Members of the Cotton Association of India (CAI) and Maharashtra Cotton Ginners Association ( MCGA) met chief minister Devendra Fadnavis seeking the removal of Agriculture Produce Market Committee (APMC) fees. Pradeep Jain, president, MCGA said the APMC’s charge a market cess of 1.25% of the value of the cotton brought to the market. “So if the value of cotton is Rs 4,500 then the cess comes upto Rs 50 which is not logical at all. Moreover, usually traders factor in the market cess when they make payments to farmers for the cotton purchased from them. So farmers end up getting less money. This kind of cess is not needed.” Industry observers pointed out that market committees do not provide any extra amenities to charge this kind of cess which is a major cost to the ginners. The CM assured the delegation that mandi fees will be withdrawn shortly in the state. Cotton prices at present are around Rs 4,400 per quintal to Rs 4,500 per quintal. Cotton prices in Maharashtra had firmed up after the Gujarat government announced a bonus of Rs 100 per 20 kg for cotton (Rs 500 per quintal) to be paid to farmers. Although cotton prices have not touched the minimum support price ( MSP) levels yet, Maharashtra cooperation minister Subhash Deshmukh has already directed Agriculture Produce Market Committees to commence online registrations of farmers for the purchase of cotton from October 18 for the 2017-18 cotton season.
Cotton MSP has been raised by Rs 160 per quintal to Rs 4,020 per quintal for medium staple cotton and Rs 4,320 per quintal for long staple cotton. CCI and Nafed are the two agencies appointed by the government to extend the necessary marketing support to the cotton growers in selling their cotton produce at the most competitive prices in the various market yards in all cotton-growing states. These in turn appoint sub-agencies to procure cotton at the local level as well.
Jain said that cotton prices are unlikely to touch MSP levels until December when arrivals increase. At present, arrivals have commenced in steady numbers to the tune of 25,000 to 30,000 bales a day. With India expecting cotton production of 400 lakh bales this season (October 2017 to September 2018), the Cotton Corporation of India should procure at least 100 lakh bales during the peak arrival months so that prices remain stable, said J Thulasidharan, president of Indian Cotton Federation.

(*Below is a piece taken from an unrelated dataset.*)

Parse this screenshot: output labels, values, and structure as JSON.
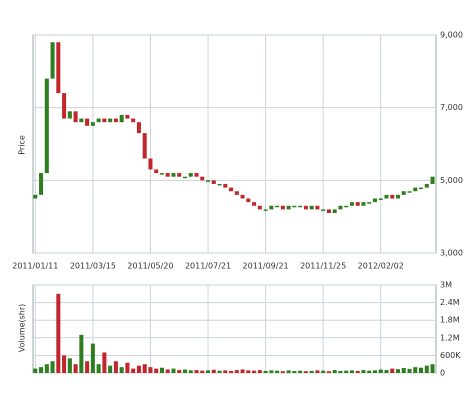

In a memorandum to the Prime Minister, Thulasidharan said that according to the International Cotton Advisory Committee, cotton production is expected to be 75 % in surplus during the current year globally. This is likely to impact prices, especially for farmers in the country. In India, most of the arrivals will be between November 2017 and February 2018. There might not be sufficient buyers in the market during this period and only those who have financial resources will buy cotton in bulk. There are possibilities of more exports too. In order to ensure that farmers get remunerative prices, CCI should step in and buy 100 lakh bales during the peak season, Thulasidharan had said recently.
As per ministry of agriculture, cotton had been sown on 111.55 lakh hectares till July 28, as against 92.33 lakh hectares for the same time last year, indicating an increase of close to 21 % in the acreage.Maharashtra has registered kharif cotton sowing of over 38.47 lakh hectares, while in Gujarat the area stood at 25.84 lakh hectares.